Bersani deve cercare di far finta di non sentire gli attacchi a Sel e Cgil, se vuole evitare di scontrarsi apertamente con il Professore e spostarsi troppo a sinistra vanificando il lavoro delle ultime settimane tutto volto ad accreditarsi con mercati e cancellerie internazionali.
Tuttavia il "cuneo" individuato da Monti non è fittizio ma mette in luce idee diverse all'interno del Pd, a non da oggi, sulla natura del riformismo. Basta ascoltare Pietro Ichino, che ha deciso di non candidarsi alle primarie di partito perché non si sente rappresentato dalla linea portata avanti dal responsabile economico Stefano Fassina: «Il Pd che deve chiarire la propria posizione.

Noi ascoltiamo Bersani che va nelle capitali europee a tranquillizzare gli interlocutori dicendo che il centrosinistra proseguirà nella strategia Europa di Monti, però sentiamo il responsabile nazionale per l'economia del Pd che dice in modo molto netto che la strategia di Monti è la causa dei mali dell'economia italiana – dice Ichino –. Io chiedo al Pd di allearsi con tutte quelle forze che sceglieranno di far parte di questa linea europea. Se Bersani farà questa scelta io sarò felice, ma dovrà smentire categoricamente Fassina. A queste condizioni resto con il Pd, altrimenti farò la campagna elettorale con l'agenda Monti».

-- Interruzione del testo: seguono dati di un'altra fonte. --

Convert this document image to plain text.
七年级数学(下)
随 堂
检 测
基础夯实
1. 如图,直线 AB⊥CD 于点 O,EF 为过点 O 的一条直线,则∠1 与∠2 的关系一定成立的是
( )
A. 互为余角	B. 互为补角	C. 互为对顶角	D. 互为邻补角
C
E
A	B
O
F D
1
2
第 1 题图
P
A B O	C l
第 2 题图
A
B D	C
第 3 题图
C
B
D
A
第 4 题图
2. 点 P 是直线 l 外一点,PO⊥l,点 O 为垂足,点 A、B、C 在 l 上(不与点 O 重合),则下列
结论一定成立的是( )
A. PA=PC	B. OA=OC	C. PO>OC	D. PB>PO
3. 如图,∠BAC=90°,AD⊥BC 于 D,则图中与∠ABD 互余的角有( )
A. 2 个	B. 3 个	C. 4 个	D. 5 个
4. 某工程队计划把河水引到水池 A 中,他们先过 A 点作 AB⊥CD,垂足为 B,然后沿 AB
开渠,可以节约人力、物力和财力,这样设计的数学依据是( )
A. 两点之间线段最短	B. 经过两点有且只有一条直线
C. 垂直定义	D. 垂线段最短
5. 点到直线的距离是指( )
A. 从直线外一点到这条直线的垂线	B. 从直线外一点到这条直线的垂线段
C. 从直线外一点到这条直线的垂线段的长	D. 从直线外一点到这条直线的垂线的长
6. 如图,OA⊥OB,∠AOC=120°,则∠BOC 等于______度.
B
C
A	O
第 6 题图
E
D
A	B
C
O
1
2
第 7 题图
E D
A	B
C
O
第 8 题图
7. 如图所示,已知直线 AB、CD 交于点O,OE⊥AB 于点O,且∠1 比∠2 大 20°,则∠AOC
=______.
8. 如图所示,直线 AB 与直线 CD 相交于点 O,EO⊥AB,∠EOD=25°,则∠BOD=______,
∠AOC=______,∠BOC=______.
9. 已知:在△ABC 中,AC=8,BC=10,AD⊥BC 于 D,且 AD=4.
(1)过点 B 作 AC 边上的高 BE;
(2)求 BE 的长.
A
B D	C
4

Attratti dalle sirene montiane anche alcuni parlamentari che si sono schierati con Matteo Renzi alle primarie e che non hanno trovato spazio nelle liste. Si tratta di parlamentari, come Stefano Ceccanti, che pur non avendo radicamento sul territorio possono rappresentare un'opinione diffusa. Intanto già hanno annunciato l'addio al partito per aderire al centro montiano quattro parlamentari cattolici del Pd: si tratta del senatore Lucio D'Ubaldo, fioroniano ormai ex, con Benedetto Adragna, Flavio Bertoldi e Gianpaolo Fogliardi.

E altri, con ogni probabilità, se ne aggiungeranno nei prossimi giorni. Non tutto certo è nelle mani di Bersani, e la discesa (o meglio la salita) in campo di Monti non aiuta. Ma un maggiore coinvolgimento di Matteo Renzi, che proprio all'area più a destra del Pd parla e sa parlare, potrebbe aiutare a evitare una diaspora troppo forte. Così come potrebbe aiutare una maggiorre chiarezza sui temi economici, a cominciare da quelli del lavoro e dei necessari tagli alla spesa da effettuare nella prossima legislatura.